The health care meltdown began heating up in 2006. Hospitals and clinics were seeing their bad debt and accounts receivable climb. They shifted ever more costs to insured and paying customers, making insurance even less affordable, increasing the percentage of uninsured and accelerating the spiral. More and more providers became unable to pay suppliers, to make payroll or to keep their doors open. The first to go under were those with the largest share of indigent patients. Their demise shifted the indigent care load to more affluent hospitals. People getting into hospitals were sicker, and the number of preventable deaths climbed.

At first political economists spun the phenomenon as a necessary shake-out of redundant capacity. This interpretation had some early adherents since the bulk of early failures were in poorer communities. But within months even flagship institutions were in trouble.

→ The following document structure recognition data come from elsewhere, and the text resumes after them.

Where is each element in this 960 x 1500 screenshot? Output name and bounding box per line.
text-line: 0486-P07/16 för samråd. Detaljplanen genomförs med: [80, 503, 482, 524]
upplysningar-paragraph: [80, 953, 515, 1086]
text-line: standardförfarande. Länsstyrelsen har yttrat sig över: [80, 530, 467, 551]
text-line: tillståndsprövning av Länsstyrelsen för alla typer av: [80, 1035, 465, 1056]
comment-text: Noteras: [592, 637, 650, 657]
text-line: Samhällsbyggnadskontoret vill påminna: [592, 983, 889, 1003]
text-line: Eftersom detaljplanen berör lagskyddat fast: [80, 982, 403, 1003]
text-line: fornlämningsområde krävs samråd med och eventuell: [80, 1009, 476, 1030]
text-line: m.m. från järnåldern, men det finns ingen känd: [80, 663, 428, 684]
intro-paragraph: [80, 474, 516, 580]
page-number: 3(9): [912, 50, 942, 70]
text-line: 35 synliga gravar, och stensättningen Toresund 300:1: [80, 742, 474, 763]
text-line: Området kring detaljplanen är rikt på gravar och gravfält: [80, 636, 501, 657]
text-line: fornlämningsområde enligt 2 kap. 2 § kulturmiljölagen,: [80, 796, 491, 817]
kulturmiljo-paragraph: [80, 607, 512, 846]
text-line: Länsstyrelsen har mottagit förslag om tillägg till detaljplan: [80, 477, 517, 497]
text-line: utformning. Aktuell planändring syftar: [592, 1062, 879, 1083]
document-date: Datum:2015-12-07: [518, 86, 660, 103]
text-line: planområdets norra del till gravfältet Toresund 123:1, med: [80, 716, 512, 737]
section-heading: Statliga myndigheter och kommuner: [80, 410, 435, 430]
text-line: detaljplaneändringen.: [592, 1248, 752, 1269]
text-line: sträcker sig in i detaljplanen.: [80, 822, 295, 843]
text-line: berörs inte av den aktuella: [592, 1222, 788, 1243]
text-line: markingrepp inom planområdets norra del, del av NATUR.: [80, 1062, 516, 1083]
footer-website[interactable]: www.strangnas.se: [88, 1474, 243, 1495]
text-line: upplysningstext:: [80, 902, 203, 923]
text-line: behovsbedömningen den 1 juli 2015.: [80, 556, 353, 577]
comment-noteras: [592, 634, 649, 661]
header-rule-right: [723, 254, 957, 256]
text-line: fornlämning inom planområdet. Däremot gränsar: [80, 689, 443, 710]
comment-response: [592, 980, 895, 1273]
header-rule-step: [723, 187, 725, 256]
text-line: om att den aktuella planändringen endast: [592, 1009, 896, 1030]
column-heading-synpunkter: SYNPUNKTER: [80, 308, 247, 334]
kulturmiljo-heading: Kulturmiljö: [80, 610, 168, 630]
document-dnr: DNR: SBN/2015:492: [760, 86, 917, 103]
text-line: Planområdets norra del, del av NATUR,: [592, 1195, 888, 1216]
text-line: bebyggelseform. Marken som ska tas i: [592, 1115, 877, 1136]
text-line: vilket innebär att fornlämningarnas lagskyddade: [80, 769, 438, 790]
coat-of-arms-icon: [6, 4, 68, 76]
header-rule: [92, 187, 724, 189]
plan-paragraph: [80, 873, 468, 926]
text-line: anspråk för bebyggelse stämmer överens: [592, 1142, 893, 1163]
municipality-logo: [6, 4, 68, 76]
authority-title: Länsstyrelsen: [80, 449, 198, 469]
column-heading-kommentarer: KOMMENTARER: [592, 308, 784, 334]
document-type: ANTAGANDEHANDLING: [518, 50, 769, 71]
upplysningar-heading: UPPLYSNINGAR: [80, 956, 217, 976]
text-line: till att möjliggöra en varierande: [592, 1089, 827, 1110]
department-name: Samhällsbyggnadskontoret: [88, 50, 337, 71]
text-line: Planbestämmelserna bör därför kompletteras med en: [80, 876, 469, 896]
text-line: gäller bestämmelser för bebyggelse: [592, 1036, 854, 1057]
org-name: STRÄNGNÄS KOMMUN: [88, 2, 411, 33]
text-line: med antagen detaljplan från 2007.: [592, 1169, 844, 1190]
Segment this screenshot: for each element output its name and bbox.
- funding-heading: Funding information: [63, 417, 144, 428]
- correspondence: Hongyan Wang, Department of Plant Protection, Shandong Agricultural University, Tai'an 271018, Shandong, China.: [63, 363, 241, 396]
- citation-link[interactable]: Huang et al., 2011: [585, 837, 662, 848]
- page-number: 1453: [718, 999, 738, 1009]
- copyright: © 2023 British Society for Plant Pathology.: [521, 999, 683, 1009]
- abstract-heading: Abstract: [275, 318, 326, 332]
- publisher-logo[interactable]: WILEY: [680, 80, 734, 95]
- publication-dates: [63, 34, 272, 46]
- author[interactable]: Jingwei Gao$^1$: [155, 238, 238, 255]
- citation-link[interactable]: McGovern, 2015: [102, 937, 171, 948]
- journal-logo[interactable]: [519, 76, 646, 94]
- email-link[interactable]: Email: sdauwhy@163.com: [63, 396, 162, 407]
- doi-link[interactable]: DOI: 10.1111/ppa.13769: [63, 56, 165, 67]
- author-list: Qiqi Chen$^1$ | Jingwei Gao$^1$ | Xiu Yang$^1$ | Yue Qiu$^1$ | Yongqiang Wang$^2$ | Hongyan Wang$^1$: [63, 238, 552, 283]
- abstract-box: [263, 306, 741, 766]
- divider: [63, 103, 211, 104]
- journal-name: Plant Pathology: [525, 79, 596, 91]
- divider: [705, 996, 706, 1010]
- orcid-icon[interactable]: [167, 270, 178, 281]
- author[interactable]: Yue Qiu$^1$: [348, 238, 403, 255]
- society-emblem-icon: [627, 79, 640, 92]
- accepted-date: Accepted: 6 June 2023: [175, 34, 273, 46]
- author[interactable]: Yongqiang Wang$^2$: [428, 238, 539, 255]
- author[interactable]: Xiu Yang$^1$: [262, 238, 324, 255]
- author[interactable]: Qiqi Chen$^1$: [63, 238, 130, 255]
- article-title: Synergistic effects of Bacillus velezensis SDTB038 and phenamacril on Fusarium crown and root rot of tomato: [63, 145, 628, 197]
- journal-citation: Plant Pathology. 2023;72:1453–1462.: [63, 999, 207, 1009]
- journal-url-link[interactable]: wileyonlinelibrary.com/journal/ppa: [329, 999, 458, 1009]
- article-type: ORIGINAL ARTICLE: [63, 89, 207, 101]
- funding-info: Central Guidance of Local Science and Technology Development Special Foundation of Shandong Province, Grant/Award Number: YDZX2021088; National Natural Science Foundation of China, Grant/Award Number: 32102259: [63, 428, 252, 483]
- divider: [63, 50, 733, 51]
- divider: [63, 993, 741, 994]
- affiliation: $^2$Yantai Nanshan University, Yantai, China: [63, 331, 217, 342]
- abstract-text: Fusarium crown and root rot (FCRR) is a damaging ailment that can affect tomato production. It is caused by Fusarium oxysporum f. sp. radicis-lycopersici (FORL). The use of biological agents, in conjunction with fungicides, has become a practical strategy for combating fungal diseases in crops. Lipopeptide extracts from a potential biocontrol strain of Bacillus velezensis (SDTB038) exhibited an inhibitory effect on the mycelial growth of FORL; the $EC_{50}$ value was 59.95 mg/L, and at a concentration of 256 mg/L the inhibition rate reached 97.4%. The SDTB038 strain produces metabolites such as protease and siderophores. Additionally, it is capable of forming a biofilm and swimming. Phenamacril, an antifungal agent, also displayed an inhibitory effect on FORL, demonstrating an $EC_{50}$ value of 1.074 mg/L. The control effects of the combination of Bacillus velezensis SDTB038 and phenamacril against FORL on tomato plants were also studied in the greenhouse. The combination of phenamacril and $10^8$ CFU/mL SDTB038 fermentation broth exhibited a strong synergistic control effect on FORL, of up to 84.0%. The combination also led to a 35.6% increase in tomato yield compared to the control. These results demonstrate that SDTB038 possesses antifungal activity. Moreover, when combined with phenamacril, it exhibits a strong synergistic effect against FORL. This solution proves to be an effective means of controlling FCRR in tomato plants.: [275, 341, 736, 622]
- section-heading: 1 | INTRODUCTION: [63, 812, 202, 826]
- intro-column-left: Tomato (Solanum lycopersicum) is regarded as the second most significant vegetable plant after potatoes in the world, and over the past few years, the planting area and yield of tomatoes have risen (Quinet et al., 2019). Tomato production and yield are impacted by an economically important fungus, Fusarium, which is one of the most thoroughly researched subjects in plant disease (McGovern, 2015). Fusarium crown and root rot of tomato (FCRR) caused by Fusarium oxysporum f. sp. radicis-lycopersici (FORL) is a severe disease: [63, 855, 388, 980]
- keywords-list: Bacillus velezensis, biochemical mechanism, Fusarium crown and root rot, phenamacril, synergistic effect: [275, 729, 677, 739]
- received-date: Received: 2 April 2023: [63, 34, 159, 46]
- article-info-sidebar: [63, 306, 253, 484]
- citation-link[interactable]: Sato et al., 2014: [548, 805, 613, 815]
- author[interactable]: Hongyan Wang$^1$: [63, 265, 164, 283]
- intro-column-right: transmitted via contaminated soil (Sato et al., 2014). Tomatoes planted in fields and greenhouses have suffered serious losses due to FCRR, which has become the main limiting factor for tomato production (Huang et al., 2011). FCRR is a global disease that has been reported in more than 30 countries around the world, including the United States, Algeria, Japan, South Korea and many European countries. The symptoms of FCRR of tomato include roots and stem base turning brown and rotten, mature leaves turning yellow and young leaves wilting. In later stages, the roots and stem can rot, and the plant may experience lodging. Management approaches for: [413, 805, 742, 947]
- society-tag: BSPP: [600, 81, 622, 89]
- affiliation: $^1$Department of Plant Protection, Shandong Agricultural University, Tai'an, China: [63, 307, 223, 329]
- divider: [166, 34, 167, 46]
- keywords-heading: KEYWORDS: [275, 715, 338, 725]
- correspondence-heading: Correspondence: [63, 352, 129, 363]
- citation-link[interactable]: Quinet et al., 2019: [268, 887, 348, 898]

Health care dominated the run-up to the 2008 election. In early 2007 about 17 percent of working Americans had jobs in health care. By Election Day a quarter of the hospitals and clinics had closed, and a quarter of these workers were out of work with no prospect of finding another health job. Any surplus capacity in health care was long gone. People couldn't find care. Investors holding hospitals bonds were screaming.

The administration was paralyzed. There were two key arguments. First, is health care a right or a purchasable service – i.e., should hospitals and clinics have to care for people who can't pay? Second, should essential services be preserved by government action or should the market handle the issue? The administration stayed the market course.

The fact that it was an election year hurt and helped. It thwarted prompt action, but it also exposed the issues to brutal public debate and extracted very public commitments from candidates. Special interests often collided and were neutralized. The new administration took office with a mandate to stabilize the situation. In its "first hundred days" it laid out a plan to buy selected hospitals for their indebtedness. Except in a few remote rural areas, failing private clinics were permitted to go under. There were just too many to deal with. Instead, hospital-based clinics and community health centers were expanded, hiring docs from the private sector. There was no question about the need to manage this federal hodgepodge. Legislation was passed permitting the feds to negotiate with venders of essential drugs, goods and services. The Veterans Administration hospital personnel management and patient care protocols were applied in the foundling institutions, as were various longstanding recommendations for safer, more equal care. Consolidation of management and billing structures, plus direct federal payment, saved some money as did bulk negotiated purchasing and other economies of scale. Overall savings approached 20 percent, but hundreds of thousands of fiscal and billing personnel lost their jobs.

The switch-over was paid for by a broad employer-employee payroll tax, which replaced insurance payments. The indigent care piece was covered by a wealth tax on individuals with net worth of over $5 million.

There were unanticipated consequences. There was a surge in development when people with ideas for small businesses could count on affordable health care. The competitive advantage of "big box" retailers decreased when they had to help pay for employee health care through the health payroll tax. The small service companies thought they couldn't afford the health payroll tax, but since all their competitors were in the same boat most survived.

By 2011 America had two tiers of health care. The wealthy continued to use boutique providers who continued to do very well. Over half of all hospitals continued in private ownership receiving federal payment through a Medicare sort of scheme. But for many Americans the federal health program was their health care home. It was "big government," clumsy and imperfect, but fair and affordable.

In future columns, I hope to fill in more details on the program and how it evolved.